Shoigu reiterated that Moscow had no plans to invade its neighbour and urged Washington to dial down its rhetoric over the crisis.
But Hagel called for an end to Russia's "destabilising influence inside Ukraine" and warned more pressure would be applied if it continued.
Hagel also asked for Moscow's help in securing the release of the seven OSCE inspectors held by pro-Russian militants in Slavyansk.
The local rebel leader in Slavyansk, Vyacheslav Ponomaryov, said "good progress" was being made in negotiations with the OSCE to free the men. But an OSCE negotiator gave a firm "no comment" to reporters.
The fresh Western sanctions are a response to Russia's perceived failure to implement an April 17 deal struck in Geneva to defuse the crisis by disarming militias and having them vacate occupied public buildings.
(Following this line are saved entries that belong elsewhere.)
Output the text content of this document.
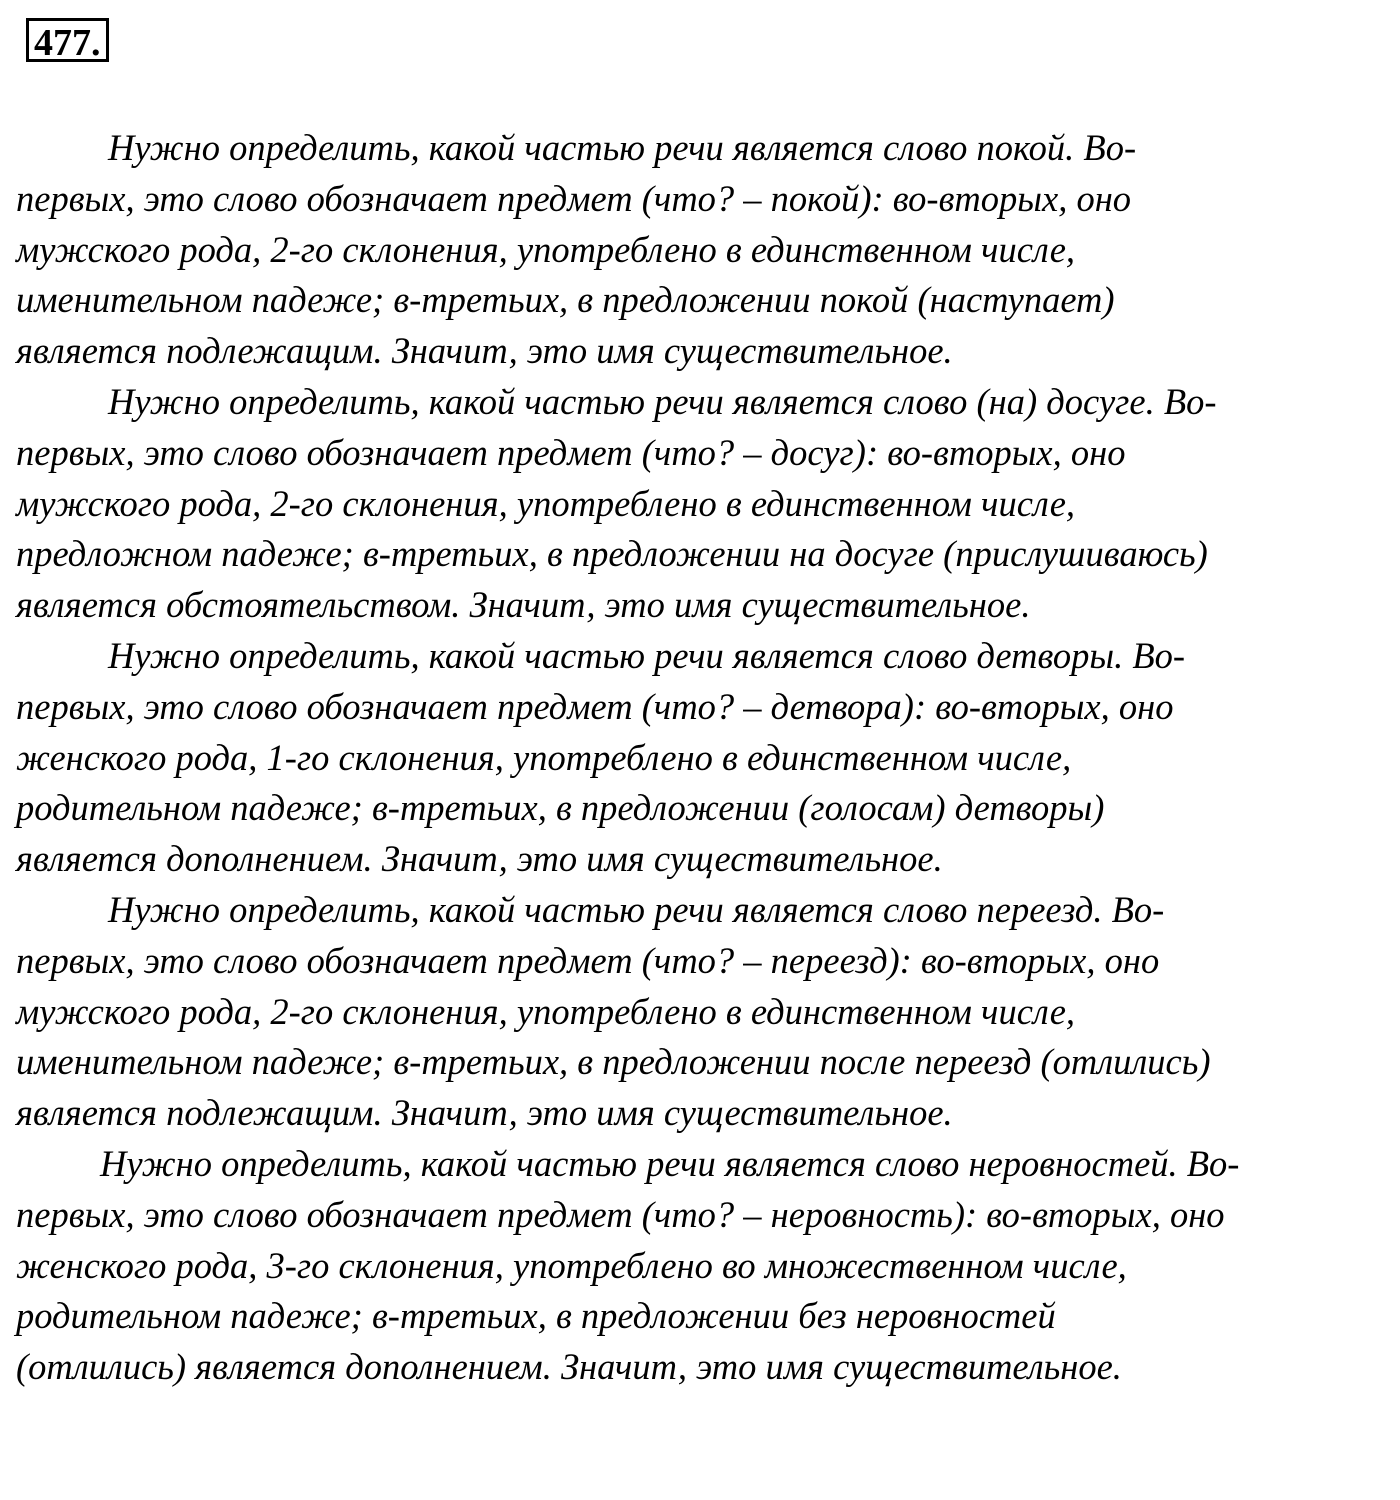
477.

Нужно определить, какой частью речи является слово покой. Во-
первых, это слово обозначает предмет (что? – покой): во-вторых, оно
мужского рода, 2-го склонения, употреблено в единственном числе,
именительном падеже; в-третьих, в предложении покой (наступает)
является подлежащим. Значит, это имя существительное.

Нужно определить, какой частью речи является слово (на) досуге. Во-
первых, это слово обозначает предмет (что? – досуг): во-вторых, оно
мужского рода, 2-го склонения, употреблено в единственном числе,
предложном падеже; в-третьих, в предложении на досуге (прислушиваюсь)
является обстоятельством. Значит, это имя существительное.

Нужно определить, какой частью речи является слово детворы. Во-
первых, это слово обозначает предмет (что? – детвора): во-вторых, оно
женского рода, 1-го склонения, употреблено в единственном числе,
родительном падеже; в-третьих, в предложении (голосам) детворы)
является дополнением. Значит, это имя существительное.

Нужно определить, какой частью речи является слово переезд. Во-
первых, это слово обозначает предмет (что? – переезд): во-вторых, оно
мужского рода, 2-го склонения, употреблено в единственном числе,
именительном падеже; в-третьих, в предложении после переезд (отлились)
является подлежащим. Значит, это имя существительное.

Нужно определить, какой частью речи является слово неровностей. Во-
первых, это слово обозначает предмет (что? – неровность): во-вторых, оно
женского рода, 3-го склонения, употреблено во множественном числе,
родительном падеже; в-третьих, в предложении без неровностей
(отлились) является дополнением. Значит, это имя существительное.
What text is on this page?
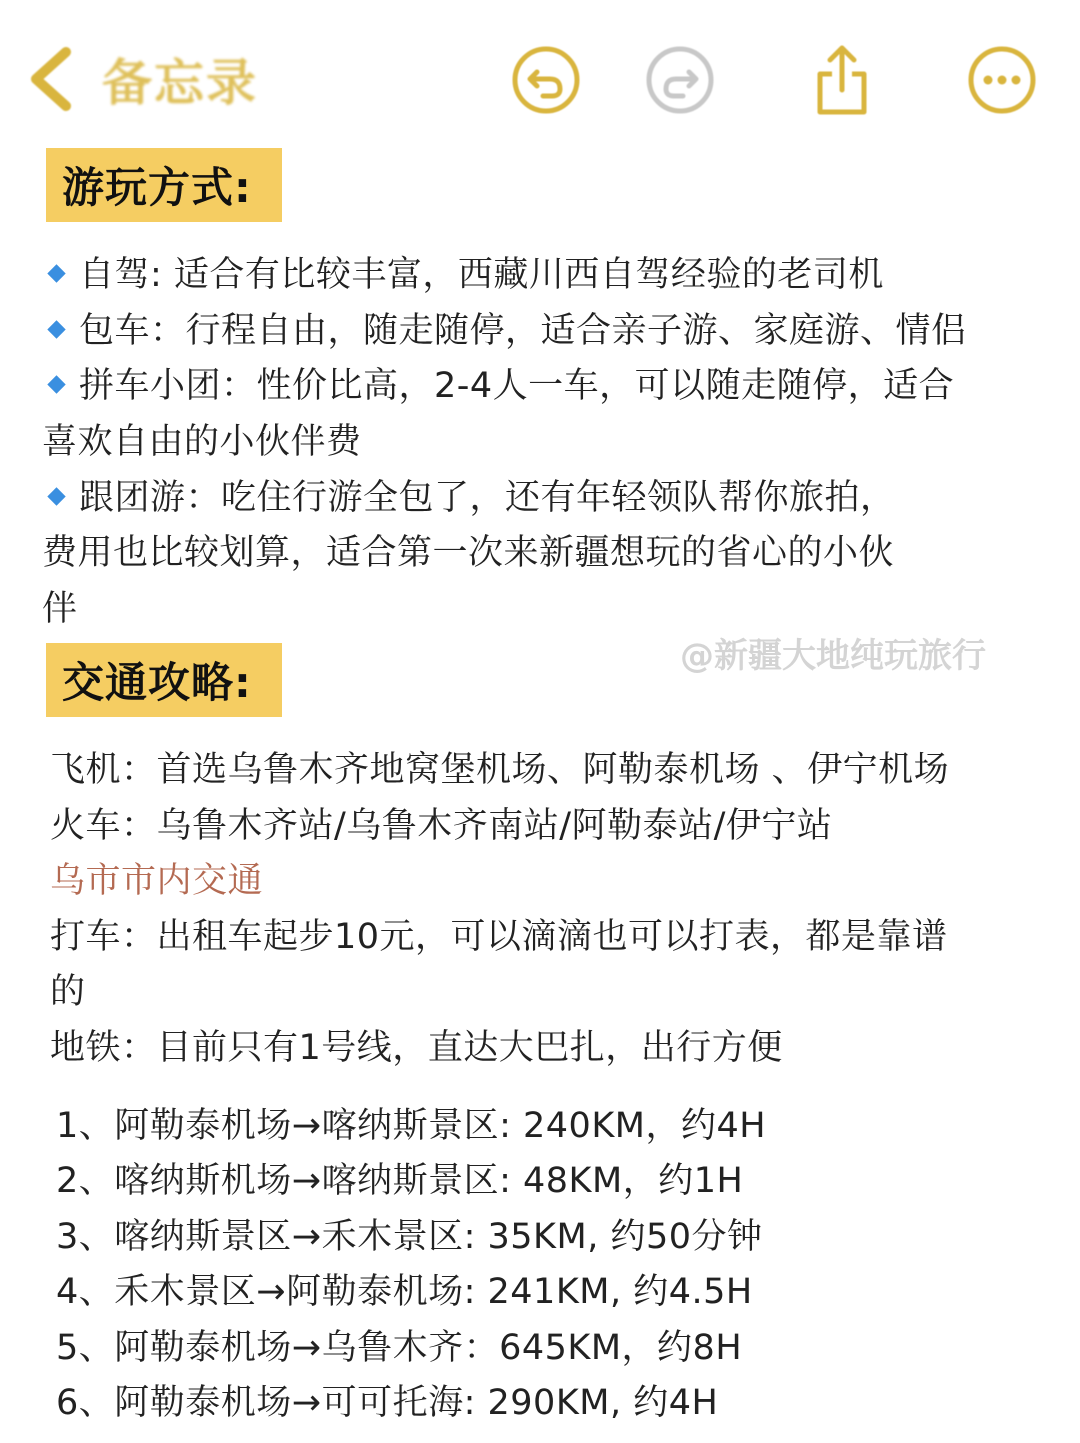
备忘录
游玩方式:
自驾: 适合有比较丰富，西藏川西自驾经验的老司机
包车：行程自由，随走随停，适合亲子游、家庭游、情侣
拼车小团：性价比高，2-4人一车，可以随走随停，适合
喜欢自由的小伙伴费
跟团游：吃住行游全包了，还有年轻领队帮你旅拍，
费用也比较划算，适合第一次来新疆想玩的省心的小伙
伴
@新疆大地纯玩旅行
交通攻略:
飞机：首选乌鲁木齐地窝堡机场、阿勒泰机场 、伊宁机场
火车：乌鲁木齐站/乌鲁木齐南站/阿勒泰站/伊宁站
乌市市内交通
打车：出租车起步10元，可以滴滴也可以打表，都是靠谱
的
地铁：目前只有1号线，直达大巴扎，出行方便
1、阿勒泰机场→喀纳斯景区: 240KM，约4H
2、喀纳斯机场→喀纳斯景区: 48KM，约1H
3、喀纳斯景区→禾木景区: 35KM, 约50分钟
4、禾木景区→阿勒泰机场: 241KM, 约4.5H
5、阿勒泰机场→乌鲁木齐：645KM，约8H
6、阿勒泰机场→可可托海: 290KM, 约4H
"Russia has so far failed to implement any part of the Geneva agreement," said British Foreign Secretary William Hague, who plans to visit Ukraine as well as Moldova and Georgia next week.
Among those targeted by the U.S. sanctions is the president of Rosneft, Russia's top petroleum company and one of the world's largest publicly traded oil companies.
The E.U. said talks with Russia and Ukraine will take place in Warsaw Friday to try to resolve a $3.5-billion gas bill Gazprom calculates Kiev owes. Putin has threatened to cut off the gas flow to Ukraine if it is not quickly paid.
The crisis has accelerated since February, when Ukraine's Kremlin-backed president Viktor Yanukovych was forced to flee after months of increasingly bloody mass street protests by pro-Western demonstrators.